How CI/CD Tools Enhance the Application Development Process

ci cd app development

As digital touchpoints continue to grow, companies are striving to build multiexperience applications to gain a competitive advantage and deliver better customer experiences.

But in the race for faster, better, and more, Gartner notes that development teams are under constant pressure to frequently release customer-ready applications. While “move fast and break things” may still be Facebook (Meta) founder Mark Zuckerberg’s motto, breaking the code — after making frequent updates to it and merging the code in a shared repository for deployment — is definitely not what developers want.

Developers need to ensure that the code release functions as expected, which can be a tedious and time-consuming task if done manually. This is where continuous integration and continuous delivery/deployment (CI/CD) come in. The tools and concepts around CI/CD automate various stages of app development and deployment, helping the developers to deliver high-quality apps, faster.

What is CI/CD?

CI/CD is a method (often visualized as a pipeline) that enables developers to remove the manual component of the development process by adding a high degree of automation and monitoring.

Continuous Integration (CI) automates the integration (and testing) of new code. Continuous Deployment, sometimes referred to as Continuous Delivery (CD), automates the release, either to the staging environment or to production.

Application development with CI/CD tools

Continuous Integration (CI)

CI helps developers frequently merge their code changes back to a shared branch. Once a developer’s changes to an application are merged, those changes are validated by automatically building the application and running different levels of automated testing. This typically involves unit and integration tests to ensure that the changes don’t conflict with each other or that they haven’t caused a problem with the app.

If automated testing discovers a conflict between new and existing code, CI makes it easier to fix those bugs quickly and often. 

Continuous Delivery (CD)

CD covers the next phase in application development: releasing the changes. It ensures that code can be rapidly and safely deployed to production by delivering every change to a staging environment while ensuring that business applications and services function as expected through rigorous automated testing.

Since every change is delivered to a staging environment using complete automation, developers can rest assured that the application will be deployed to production with a push of a button whenever the business is ready. 

Continuous Deployment (The other CD)

Often used interchangeably, continuous deployment is an extension of continuous delivery; it automates releasing a developer’s changes from the repository to production. With this practice, every change that passes all stages of the production pipeline is released to the end-users.

There’s no human intervention, and only a failed test will prevent a new change to be deployed to production. This makes it much easier to continuously receive and incorporate user feedback.

How to select the best CI/CD tools

The market is inundated with different types of CI/CD tools that developers can use to create and run a pipeline, add better security, and deploy their code.

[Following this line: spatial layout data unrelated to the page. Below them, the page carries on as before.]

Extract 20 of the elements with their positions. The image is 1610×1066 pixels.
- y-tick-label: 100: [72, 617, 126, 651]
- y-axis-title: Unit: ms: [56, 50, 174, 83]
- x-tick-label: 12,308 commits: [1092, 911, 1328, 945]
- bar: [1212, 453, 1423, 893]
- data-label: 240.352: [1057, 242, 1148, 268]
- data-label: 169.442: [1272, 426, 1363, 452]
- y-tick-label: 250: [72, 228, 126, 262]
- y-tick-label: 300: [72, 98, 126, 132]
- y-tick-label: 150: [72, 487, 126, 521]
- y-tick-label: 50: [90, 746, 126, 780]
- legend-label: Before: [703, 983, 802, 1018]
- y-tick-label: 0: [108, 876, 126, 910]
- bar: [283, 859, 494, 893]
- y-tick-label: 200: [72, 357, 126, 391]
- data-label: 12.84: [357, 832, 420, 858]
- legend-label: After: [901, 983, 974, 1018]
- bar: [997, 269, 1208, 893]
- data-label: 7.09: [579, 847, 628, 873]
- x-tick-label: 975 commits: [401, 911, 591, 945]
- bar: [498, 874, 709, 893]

While there’s no such thing as one size fits all with CI/CD tools, identifying one that meets specific business needs boils down to a few key requirements:

  1. Hosting (On-premises CI/CD vs. cloud-based CI/CD): On-premises gives organizations full control of their environments. However, companies need to purchase, operate, and maintain the infrastructure. Cloud-based CI/CD providers manage the infrastructure for the team, but they are limited to the offerings of the cloud provider and the company may have difficulty when moving services between cloud providers.
  2. Features: CI/CD tools should enable developers to build, test, and deploy seamlessly. There are some core features that the company should look out for when evaluating the tools, such user interface, Docker and Kubernetes support, ease of setup including integration with cloud providers, scale-up capacity, pipeline as code, monitoring, and more.
  3. Integration: Identify the right CI/CD tool(s) that can integrate with existing setups. For example, does that CI/CD tool integrate with Jira, Confluence, a cloud provider, repositories, etc.?
  4. Security: Consider the security that comes with a CI/CD tool as they integrate with existing setups/environments. 

How low-code supports CI/CD

A low-code development platform like Mendix can help developers integrate CI/CD into their existing development pipelines. Within Mendix, the necessary tools for continuous integration are provided to ensure that app versions and changes are managed. Once the team completes the necessary code changes, the app is pushed to staging for testing before it’s ready for deployment. The apps are monitored using the platform’s tools and feedback loops. Through automation with Mendix platform APIs, each of the functions can be automated into a continuous integration pipeline.

Developers can also leverage their own CI/CD tools. Mendix comes with a range of APIs that help developers integrate with CI/CD tools like Jenkins, Azure DevOps, GitLab-CI, and Bamboo. The apps can be deployed on any public or private cloud or on-premises, using either Docker or a Cloud Foundry container, and they can run on any container platform like Kubernetes or Cloud Foundry.

With CI/CD, developers can now move faster without breaking their code while companies get to keep their customers happy by frequently releasing product features and updates.